The following is a thought experiment, so please do not take too much umbrage.
In the 2016 election, Trump [earned] 58,501,015 votes and Clinton [earned] 57,099,728 votes - if we exclude the votes in California for both candidates. Considering the matter on a state-by-state basis, it’s funny that California would negate the popular choice of the 49 other states. Consider further that even if we also exclude Texas’s votes, Trump still wins the popular vote in the remaining 48 states. That is how big a difference the people of California can make in a popular vote system.

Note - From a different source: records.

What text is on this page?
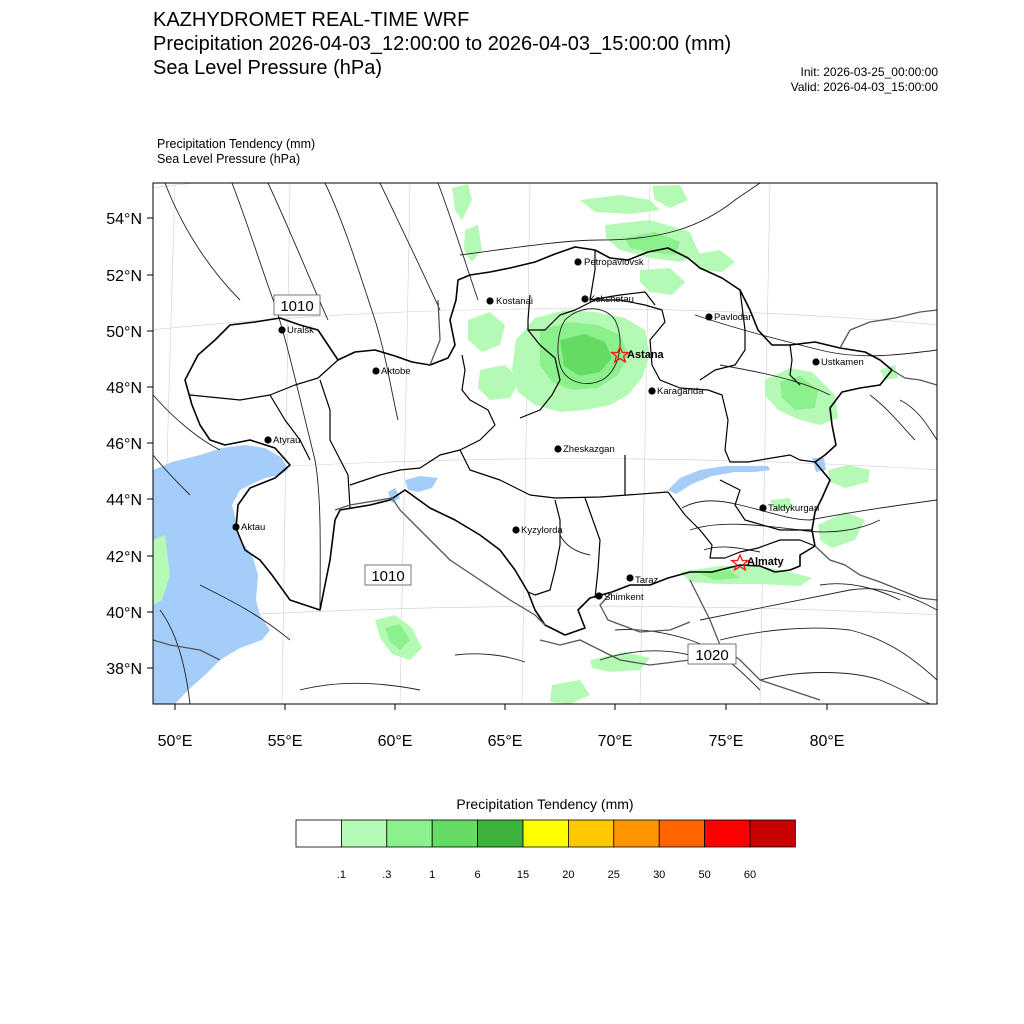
54°N
52°N
50°N
48°N
46°N
44°N
42°N
40°N
38°N
50°E	55°E	60°E	65°E	70°E	75°E	80°E
1010
1010
1020
Petropavlovsk
Kostanai	Kokshetau
Pavlodar
Uralsk
Astana
Ustkamen
Aktobe
Karaganda
Atyrau
Zheskazgan
Taldykurgan
Aktau	Kyzylorda
Almaty
Taraz
Shimkent
.1	.3	1	6	15	20	25	30	50	60
KAZHYDROMET REAL-TIME WRF
Precipitation 2026-04-03_12:00:00 to 2026-04-03_15:00:00 (mm)
Sea Level Pressure (hPa)	Init: 2026-03-25_00:00:00
Valid: 2026-04-03_15:00:00
Precipitation Tendency (mm)
Sea Level Pressure (hPa)
Precipitation Tendency (mm)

I want a candidate to be made to appeal to as broad a swath of America as possible. I abhor that pretty much every GOP candidate in the 2016 primary bowed to the ethanol lobby in states like Iowa. And yet, it is one example of how candidates are made to appeal to interests in individual states. If you think the ethanol subsidies are great, this should appeal to you.

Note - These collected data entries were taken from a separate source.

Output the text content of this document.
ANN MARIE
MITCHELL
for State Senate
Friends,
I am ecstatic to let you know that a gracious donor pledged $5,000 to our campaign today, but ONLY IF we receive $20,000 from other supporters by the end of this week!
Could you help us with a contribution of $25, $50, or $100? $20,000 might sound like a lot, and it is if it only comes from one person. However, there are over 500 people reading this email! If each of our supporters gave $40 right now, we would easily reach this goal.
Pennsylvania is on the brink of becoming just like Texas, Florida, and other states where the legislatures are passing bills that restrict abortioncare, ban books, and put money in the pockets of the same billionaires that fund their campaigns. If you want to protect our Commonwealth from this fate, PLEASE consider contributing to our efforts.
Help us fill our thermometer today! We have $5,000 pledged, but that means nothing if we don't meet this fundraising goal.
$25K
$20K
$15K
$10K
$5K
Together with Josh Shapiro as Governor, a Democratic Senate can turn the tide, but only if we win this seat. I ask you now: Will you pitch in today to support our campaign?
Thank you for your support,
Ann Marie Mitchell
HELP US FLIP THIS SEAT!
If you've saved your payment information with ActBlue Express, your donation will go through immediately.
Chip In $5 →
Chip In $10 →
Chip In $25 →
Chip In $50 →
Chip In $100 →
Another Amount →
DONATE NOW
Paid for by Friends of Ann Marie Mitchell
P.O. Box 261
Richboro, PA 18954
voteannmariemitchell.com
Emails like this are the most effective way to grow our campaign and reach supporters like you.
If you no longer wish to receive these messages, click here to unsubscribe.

Voting demographics are not divided along state lines. You don’t have one state full of liberals and another full of conservatives. You just have all states with slightly different mixes of all the national voting demographics. You simply cannot target California voters as a whole for no other reason than that Dana Rohrabacher and Maxine Waters are both Californians. You can only target one voting demographic or another, and pick up ideologically-aligned supporters across the country, possibly picking up states in the process.

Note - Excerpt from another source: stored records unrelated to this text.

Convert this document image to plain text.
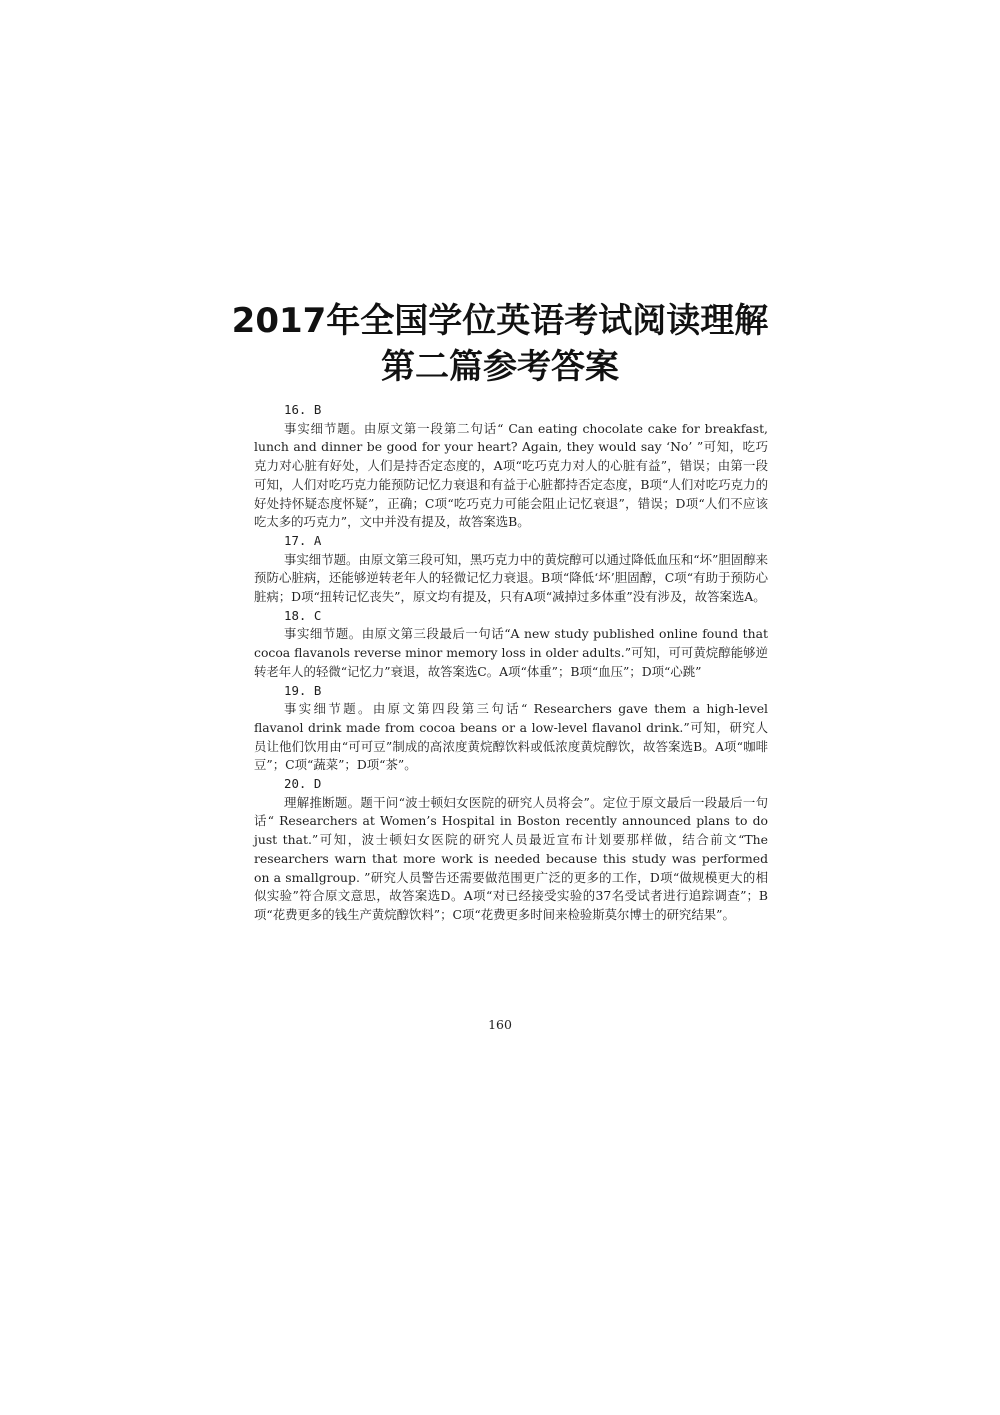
2017年全国学位英语考试阅读理解
第二篇参考答案

16. B

事实细节题。由原文第一段第二句话“ Can eating chocolate cake for breakfast, lunch and dinner be good for your heart? Again, they would say ‘No’ ”可知，吃巧克力对心脏有好处，人们是持否定态度的，A项“吃巧克力对人的心脏有益”，错误；由第一段可知，人们对吃巧克力能预防记忆力衰退和有益于心脏都持否定态度，B项“人们对吃巧克力的好处持怀疑态度怀疑”，正确；C项“吃巧克力可能会阻止记忆衰退”，错误；D项“人们不应该吃太多的巧克力”，文中并没有提及，故答案选B。

17. A

事实细节题。由原文第三段可知，黑巧克力中的黄烷醇可以通过降低血压和“坏”胆固醇来预防心脏病，还能够逆转老年人的轻微记忆力衰退。B项“降低‘坏’胆固醇，C项“有助于预防心脏病；D项“扭转记忆丧失”，原文均有提及，只有A项“减掉过多体重”没有涉及，故答案选A。

18. C

事实细节题。由原文第三段最后一句话“A new study published online found that cocoa flavanols reverse minor memory loss in older adults.”可知，可可黄烷醇能够逆转老年人的轻微“记忆力”衰退，故答案选C。A项“体重”；B项“血压”；D项“心跳”

19. B

事实细节题。由原文第四段第三句话“ Researchers gave them a high-level flavanol drink made from cocoa beans or a low-level flavanol drink.”可知，研究人员让他们饮用由“可可豆”制成的高浓度黄烷醇饮料或低浓度黄烷醇饮，故答案选B。A项“咖啡豆”；C项“蔬菜”；D项“茶”。

20. D

理解推断题。题干问“波士顿妇女医院的研究人员将会”。定位于原文最后一段最后一句话“ Researchers at Women’s Hospital in Boston recently announced plans to do just that.”可知，波士顿妇女医院的研究人员最近宣布计划要那样做，结合前文“The researchers warn that more work is needed because this study was performed on a smallgroup. ”研究人员警告还需要做范围更广泛的更多的工作，D项“做规模更大的相似实验”符合原文意思，故答案选D。A项“对已经接受实验的37名受试者进行追踪调查”；B项“花费更多的钱生产黄烷醇饮料”；C项“花费更多时间来检验斯莫尔博士的研究结果”。

160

Yes, there are state issues like ethanol which may gain you a few more percentage points in specific states, but that’s really only a few percentage points (offset in an NPV system by equivalent losses in other states–these offsets exist in the electoral system too, but they may be in states you have written off). Also, larger states with more diversified economies tend not to have one issue that appeals to the whole state, except in that it may appeal to whatever’s the dominant demographic in that state.
So sure, California can throw the election one way or another. Or Texas, or Florida. But the margin of the last election was 2.9 million votes. That’s Kansas–consider how many Kansas Democrats don’t vote because the current system ensures their votes will never count. If nothing else, the NPV should improve opposition turnout in “safe” states on both sides.
Clinton was faulted for not making the efforts she needed to in Michigan, Pennsylvania, and Wisconsin. The idea that a Republican - let alone Trump - would win those three states was far-fetched. If a candidate thought they could ignore those three states now, they certainly would under a NPV. I think that shows that one can’t count on simply picking up ideologically-aligned supporters across the country - there are people who can be swayed one way or another. It shows that, as you rightly point out, demographics cross state lines. But they’re not just ideological. The idea now is that a future Democratic candidate won’t take those voters and those states for granted. I think that’s a really good thing.